After how many moves does a game become unique (statistically)?

I think that’s a reasonable estimate. For an accurate nummer, you’d really have to analyse all the games of a large pro game database.

1 Like

a similarly dumb estimate (but with more math and spreadsheets!) based on my model above but only calculating the shannon entropy of the empty board position (as opposed to that of various positions), I get results that look a bit like this

for 0.05 < p < 0.95, the 15th move is the first to have > 5% chance of being unique, and the 17th is the last to have < 95% chance

for 0.01 < p < 0.99, the 12th is the first to have > 1% chance of being unique, and the 19th is the last to have < 99% chance

for 0.001 < p < 0.999, the 11th is the first to have > 0.1% chance of being unique and the 22nd is the last to have < 99.9% chance.

all the math is in the spreadsheet is here: entropy of empty board - Google Sheets

it seems to suggest a much smaller window than yours, but it is only taken on one data point, and seems to be within the ballpark of possibility (altho the distribution tapers too fast to account for the 78 move pair of games)

1 Like

That Shannon Entropy seems to be similar to what I loosely called “branching factor”.
The empty board in Waltheri’s seems to have a relatively large “branching factor” of 2 (at least for pro games).
If you assume this continues to be the case in the whole opening, naturally you end up near my lower estimate of 16 moves for pro game uniqueness.
But when I look further info the openings in Waltheri’s, the branching factor seems to decrease after a couple of moves. Joseki are closer to one way streets, reducing the branching factor and thus extending the distance to uniqueness.

2 Likes

This is possible, that future moves have lower information: as players are not independent and two who go down one path are more likely to continue down the same path. I’d hypothesize there could be a linear correlation between the information at a certain position and its depth into the tree

1 Like

Besides this Entropy, we also have the concept of Temperature of a go position.

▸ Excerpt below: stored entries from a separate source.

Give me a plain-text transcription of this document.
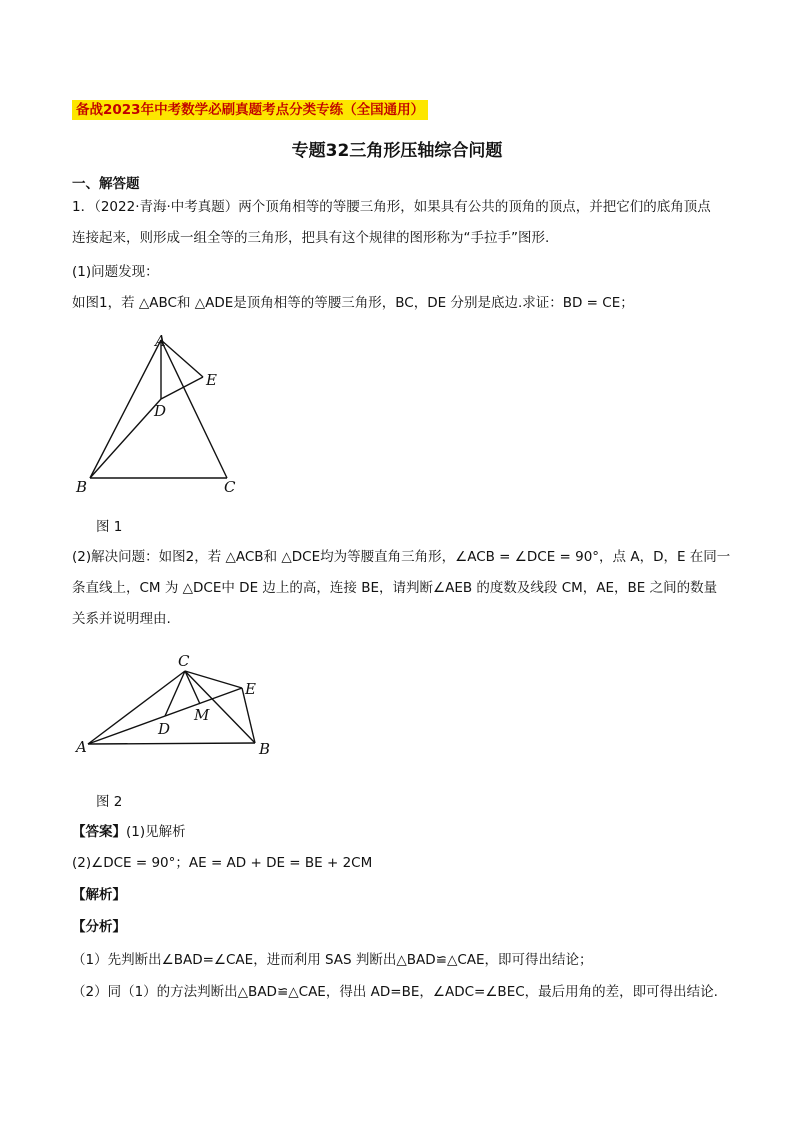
备战2023年中考数学必刷真题考点分类专练（全国通用）
专题32三角形压轴综合问题
一、解答题
1．（2022·青海·中考真题）两个顶角相等的等腰三角形，如果具有公共的顶角的顶点，并把它们的底角顶点
连接起来，则形成一组全等的三角形，把具有这个规律的图形称为“手拉手”图形.
(1)问题发现：
如图1，若 △ABC和 △ADE是顶角相等的等腰三角形，BC，DE 分别是底边.求证：BD = CE；
A
B	C
D
E
图 1
(2)解决问题：如图2，若 △ACB和 △DCE均为等腰直角三角形，∠ACB = ∠DCE = 90°，点 A，D，E 在同一
条直线上，CM 为 △DCE中 DE 边上的高，连接 BE，请判断∠AEB 的度数及线段 CM，AE，BE 之间的数量
关系并说明理由.
C
E
M
D
A	B
图 2
【答案】(1)见解析
(2)∠DCE = 90°；AE = AD + DE = BE + 2CM
【解析】
【分析】
（1）先判断出∠BAD=∠CAE，进而利用 SAS 判断出△BAD≌△CAE，即可得出结论；
（2）同（1）的方法判断出△BAD≌△CAE，得出 AD=BE，∠ADC=∠BEC，最后用角的差，即可得出结论.
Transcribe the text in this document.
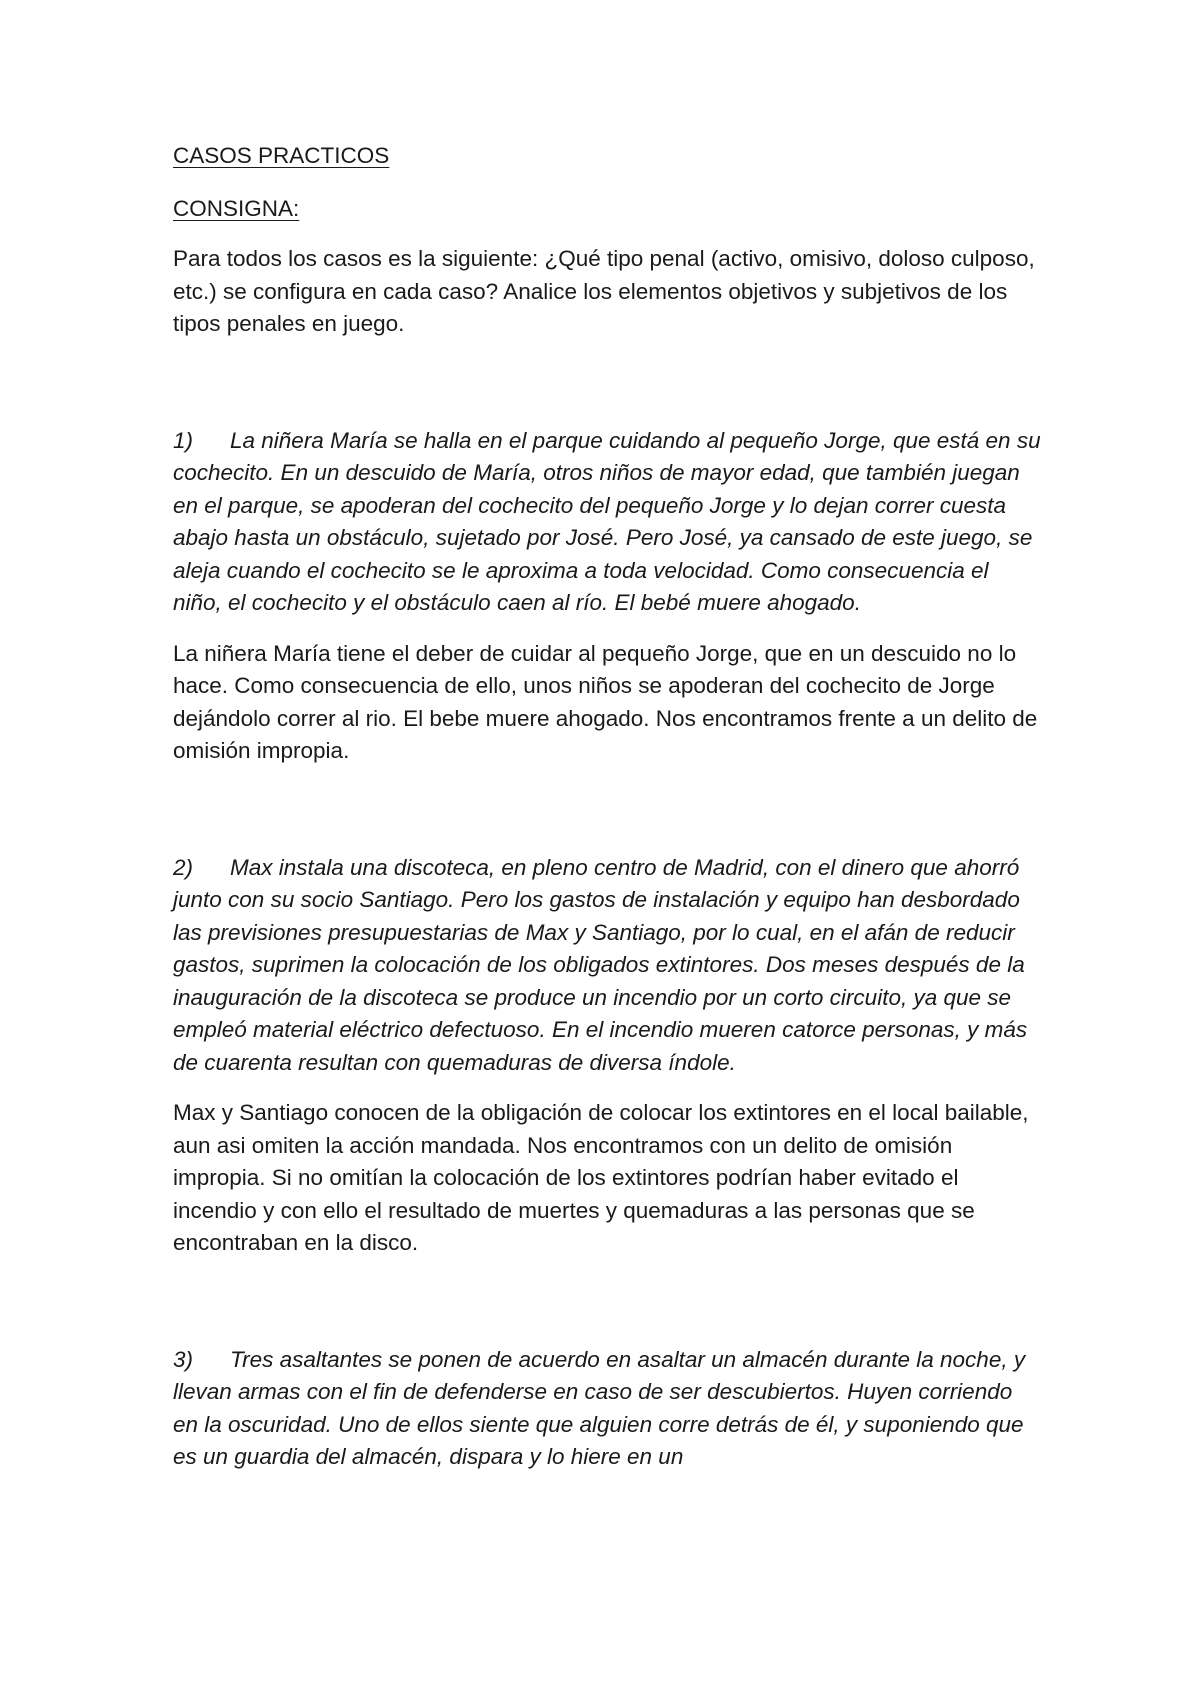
CASOS PRACTICOS

CONSIGNA:

Para todos los casos es la siguiente: ¿Qué tipo penal (activo, omisivo, doloso culposo, etc.) se configura en cada caso? Analice los elementos objetivos y subjetivos de los tipos penales en juego.

1) La niñera María se halla en el parque cuidando al pequeño Jorge, que está en su cochecito. En un descuido de María, otros niños de mayor edad, que también juegan en el parque, se apoderan del cochecito del pequeño Jorge y lo dejan correr cuesta abajo hasta un obstáculo, sujetado por José. Pero José, ya cansado de este juego, se aleja cuando el cochecito se le aproxima a toda velocidad. Como consecuencia el niño, el cochecito y el obstáculo caen al río. El bebé muere ahogado.

La niñera María tiene el deber de cuidar al pequeño Jorge, que en un descuido no lo hace. Como consecuencia de ello, unos niños se apoderan del cochecito de Jorge dejándolo correr al rio. El bebe muere ahogado. Nos encontramos frente a un delito de omisión impropia.

2) Max instala una discoteca, en pleno centro de Madrid, con el dinero que ahorró junto con su socio Santiago. Pero los gastos de instalación y equipo han desbordado las previsiones presupuestarias de Max y Santiago, por lo cual, en el afán de reducir gastos, suprimen la colocación de los obligados extintores. Dos meses después de la inauguración de la discoteca se produce un incendio por un corto circuito, ya que se empleó material eléctrico defectuoso. En el incendio mueren catorce personas, y más de cuarenta resultan con quemaduras de diversa índole.

Max y Santiago conocen de la obligación de colocar los extintores en el local bailable, aun asi omiten la acción mandada. Nos encontramos con un delito de omisión impropia. Si no omitían la colocación de los extintores podrían haber evitado el incendio y con ello el resultado de muertes y quemaduras a las personas que se encontraban en la disco.

3) Tres asaltantes se ponen de acuerdo en asaltar un almacén durante la noche, y llevan armas con el fin de defenderse en caso de ser descubiertos. Huyen corriendo en la oscuridad. Uno de ellos siente que alguien corre detrás de él, y suponiendo que es un guardia del almacén, dispara y lo hiere en un
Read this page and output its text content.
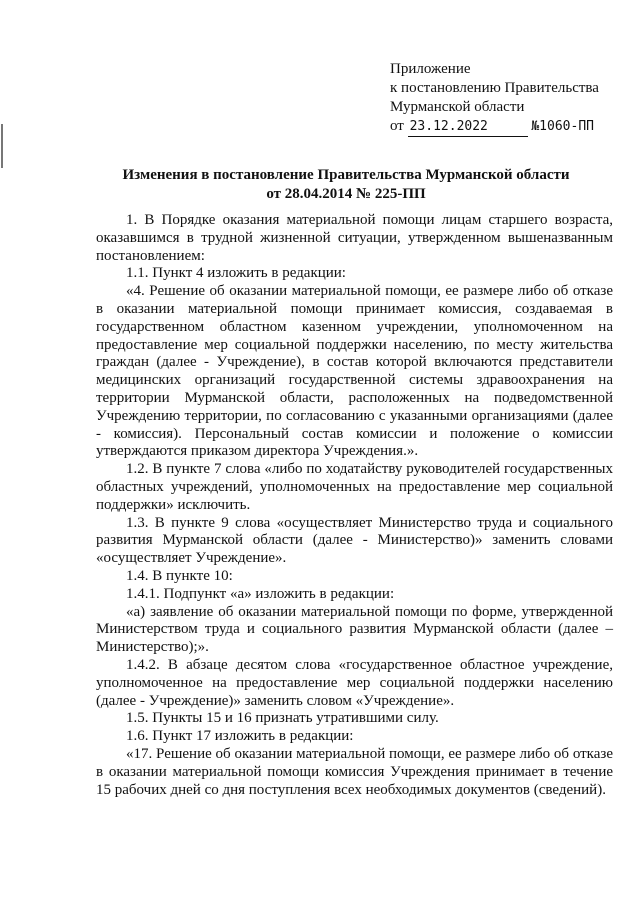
Приложение
к постановлению Правительства
Мурманской области
от 23.12.2022	№1060-ПП
Изменения в постановление Правительства Мурманской области
от 28.04.2014 № 225-ПП

1. В Порядке оказания материальной помощи лицам старшего возраста, оказавшимся в трудной жизненной ситуации, утвержденном вышеназванным постановлением:

1.1. Пункт 4 изложить в редакции:

«4. Решение об оказании материальной помощи, ее размере либо об отказе в оказании материальной помощи принимает комиссия, создаваемая в государственном областном казенном учреждении, уполномоченном на предоставление мер социальной поддержки населению, по месту жительства граждан (далее - Учреждение), в состав которой включаются представители медицинских организаций государственной системы здравоохранения на территории Мурманской области, расположенных на подведомственной Учреждению территории, по согласованию с указанными организациями (далее - комиссия). Персональный состав комиссии и положение о комиссии утверждаются приказом директора Учреждения.».

1.2. В пункте 7 слова «либо по ходатайству руководителей государственных областных учреждений, уполномоченных на предоставление мер социальной поддержки» исключить.

1.3. В пункте 9 слова «осуществляет Министерство труда и социального развития Мурманской области (далее - Министерство)» заменить словами «осуществляет Учреждение».

1.4. В пункте 10:

1.4.1. Подпункт «а» изложить в редакции:

«а) заявление об оказании материальной помощи по форме, утвержденной Министерством труда и социального развития Мурманской области (далее – Министерство);».

1.4.2. В абзаце десятом слова «государственное областное учреждение, уполномоченное на предоставление мер социальной поддержки населению (далее - Учреждение)» заменить словом «Учреждение».

1.5. Пункты 15 и 16 признать утратившими силу.

1.6. Пункт 17 изложить в редакции:

«17. Решение об оказании материальной помощи, ее размере либо об отказе в оказании материальной помощи комиссия Учреждения принимает в течение 15 рабочих дней со дня поступления всех необходимых документов (сведений).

We might discover some thermodynamical laws about the game of go :wink:

4 Likes

Yeah, dah… Go is HOT. :rofl:

7 Likes

so far to follow up I’ve gone through the top 10 branches after move 1 and come up with an average entropy for move 2 (second page of the sheet linked earlier) at the high number of 2.17! (for comparison, the empty board had an entropy of 1.19), naturally this does not rule out the idea of “negative slope linear relationship” as this is likely due to the removal of all the symmetries being grouped together. 2.17 corresponds to a branching of 4.5, and 1.19 to that of 2.28, which is just over double, which considering there are 4-8 times as many options on move 2 does indicate a good likelihood of a decreasing relationship once these symmetries are of lesser importance.

1 Like

Can a game of Go be reconstructed from the final position?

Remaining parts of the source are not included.